Tensions cannot always be so easily explained, however, with the rabid hatred that exists between Southampton and Portsmouth in the gently affluent maritime southern English county of Hampshire providing one good example of a passionately maintained local rivalry that escapes easy definition.
Many other antipathies persist despite the original differences between the two clubs being heavily eroded by social changes over the course of time.
For example, arguably the world’s most bitter and unforgiving relationship between two sporting clubs is the ongoing seething hatred that exists between Liverpool and Manchester United, which relentlessly crosses the border from rational dislike of a rival into non-stop mutual ill-feeling.
Originally, there were clear reasons for distrust and enmity between fans of the two clubs, who are separated by a distance of just 27 miles in the north-west of England.
Both cities grew rapidly during the early days of the Industrial Revolution in the 1700s, with Liverpool fuelled by its docks and transport links while Manchester quickly became the world’s largest producer of cotton.
There was also a sudden and enormous influx of outsiders to swell the populations, with Liverpool attracting tens of thousands of immigrants from Ireland, and Manchester’s growth acting as a magnet for workers from other parts of the UK.
So although the modern guises of both cities – fully formed by the time their respective football teams were founded – were effectively creations of the Industrial Revolution and were therefore similarly dominated by the downtrodden blue-collar working-classes, they were also essentially different: crudely put, Liverpool was the city of Irish dockers, while Manchester was the home of British millers.
Nowadays, however, those past identities have effectively vanished: the “dark satanic mills” have disappeared from Manchester, and Liverpool’s docks are chiefly a tourist curiosity or the setting for new waterfront apartment complexes.

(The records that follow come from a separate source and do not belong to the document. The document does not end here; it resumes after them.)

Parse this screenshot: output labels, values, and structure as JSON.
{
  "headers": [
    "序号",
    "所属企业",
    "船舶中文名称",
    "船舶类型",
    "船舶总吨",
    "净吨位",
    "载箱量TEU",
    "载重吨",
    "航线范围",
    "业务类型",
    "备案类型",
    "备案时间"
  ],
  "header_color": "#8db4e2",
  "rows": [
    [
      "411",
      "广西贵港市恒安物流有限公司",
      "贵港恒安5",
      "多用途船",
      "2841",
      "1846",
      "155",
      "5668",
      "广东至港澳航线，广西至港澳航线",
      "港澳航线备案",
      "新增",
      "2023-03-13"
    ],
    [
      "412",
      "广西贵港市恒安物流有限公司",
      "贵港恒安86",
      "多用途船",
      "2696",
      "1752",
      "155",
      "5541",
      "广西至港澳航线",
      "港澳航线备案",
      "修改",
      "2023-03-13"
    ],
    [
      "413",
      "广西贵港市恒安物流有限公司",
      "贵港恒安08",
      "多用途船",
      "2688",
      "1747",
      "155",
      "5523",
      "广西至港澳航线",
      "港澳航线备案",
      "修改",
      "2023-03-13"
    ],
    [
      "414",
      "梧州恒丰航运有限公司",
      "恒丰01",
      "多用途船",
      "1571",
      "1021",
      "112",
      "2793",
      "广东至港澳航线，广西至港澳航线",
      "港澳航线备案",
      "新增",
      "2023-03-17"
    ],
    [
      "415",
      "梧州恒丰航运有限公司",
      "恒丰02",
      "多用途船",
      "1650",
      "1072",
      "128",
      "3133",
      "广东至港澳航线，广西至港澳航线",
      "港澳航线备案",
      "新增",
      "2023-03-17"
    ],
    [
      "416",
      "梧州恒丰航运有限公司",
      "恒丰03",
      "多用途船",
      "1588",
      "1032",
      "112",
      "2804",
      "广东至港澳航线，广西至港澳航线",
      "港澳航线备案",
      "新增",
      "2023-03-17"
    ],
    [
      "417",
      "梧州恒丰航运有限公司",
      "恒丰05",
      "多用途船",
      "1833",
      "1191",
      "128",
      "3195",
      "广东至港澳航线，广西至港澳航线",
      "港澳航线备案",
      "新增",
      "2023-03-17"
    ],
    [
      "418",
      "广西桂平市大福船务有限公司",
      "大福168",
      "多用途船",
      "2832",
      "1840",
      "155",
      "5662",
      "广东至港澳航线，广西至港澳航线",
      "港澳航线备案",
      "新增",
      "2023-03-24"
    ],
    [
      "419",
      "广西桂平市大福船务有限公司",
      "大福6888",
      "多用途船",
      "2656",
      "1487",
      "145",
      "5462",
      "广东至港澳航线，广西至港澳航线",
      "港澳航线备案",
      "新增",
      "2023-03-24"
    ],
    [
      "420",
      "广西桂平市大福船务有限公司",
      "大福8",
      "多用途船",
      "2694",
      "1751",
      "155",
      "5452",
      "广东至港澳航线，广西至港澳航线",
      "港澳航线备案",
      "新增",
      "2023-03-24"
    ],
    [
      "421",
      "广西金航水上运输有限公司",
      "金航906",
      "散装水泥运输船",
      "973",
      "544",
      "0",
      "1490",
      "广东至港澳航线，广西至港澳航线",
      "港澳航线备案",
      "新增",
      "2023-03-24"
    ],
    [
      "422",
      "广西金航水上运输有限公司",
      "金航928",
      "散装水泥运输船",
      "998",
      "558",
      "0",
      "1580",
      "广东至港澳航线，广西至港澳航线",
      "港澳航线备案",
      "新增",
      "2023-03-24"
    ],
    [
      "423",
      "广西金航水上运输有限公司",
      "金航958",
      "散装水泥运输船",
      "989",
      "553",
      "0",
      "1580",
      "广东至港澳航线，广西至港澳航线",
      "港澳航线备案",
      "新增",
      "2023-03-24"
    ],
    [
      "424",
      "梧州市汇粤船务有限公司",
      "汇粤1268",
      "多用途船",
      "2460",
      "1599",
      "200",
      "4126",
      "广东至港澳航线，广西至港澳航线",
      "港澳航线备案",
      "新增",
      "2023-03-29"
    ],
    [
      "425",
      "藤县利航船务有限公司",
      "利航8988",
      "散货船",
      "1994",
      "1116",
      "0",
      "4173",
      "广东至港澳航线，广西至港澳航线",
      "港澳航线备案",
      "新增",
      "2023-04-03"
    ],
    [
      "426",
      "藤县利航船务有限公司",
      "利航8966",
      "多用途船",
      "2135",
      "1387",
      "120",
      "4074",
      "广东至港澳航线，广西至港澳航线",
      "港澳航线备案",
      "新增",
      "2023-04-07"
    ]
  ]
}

I suspect it’s similar in Athens and Piraeus, with the structures of modern post-Industrial society largely eliminating the former inherent differences between aristocratic city centres and working class suburbs.
Nowadays, indeed, perhaps the ‘rivalry’ that most reflects our everyday lives is the one between China and Bangladesh, with the former manufacturing our electric goods while the latter supplies our clothing.
However much the basis for our sporting rivalries might have been eliminated, though, the antagonisms remain. Ask a Manchester United fan why he hates Liverpool even though they haven’t won the Premier League for more than 20 years, and he’ll probably mutter something about “dirty scousers” without being able to provide a more meaningful response – and he almost certainly won’t give you a discourse about the historic rivalry between millers and dockers.
And that’s because traditional sporting rivalries have now taken on a life of their own. Relationships have mutated into something entirely different from their original meanings, leaving the founding factors behind and developing into a new, irrational, barely understood yet still passionately felt phenomenon.
But ultimately, it’s all the same thing: a question of identity. Liverpool and Manchester United; Panathinaikos and Olympiacos; River Plate and Boca Juniors; Tottenham and Arsenal…there’s now no real reason for fans of these clubs to hate each other.
But they still do, for the same reasons as their ancestors: fans identify with their chosen teams, see themselves and their communities represented within them, and regard any threat to their team as a threat to their own self-worth – especially when that challenge comes from the other side of the fence, which could so easily be their own side of the fence in ever so slightly different circumstances.
For that reason, people who really should like each other will continue to despise each other; and for that reason, anyone who dismisses professional sport as “only a game” is completely missing the point.
*This is the personal opinion of the columnist.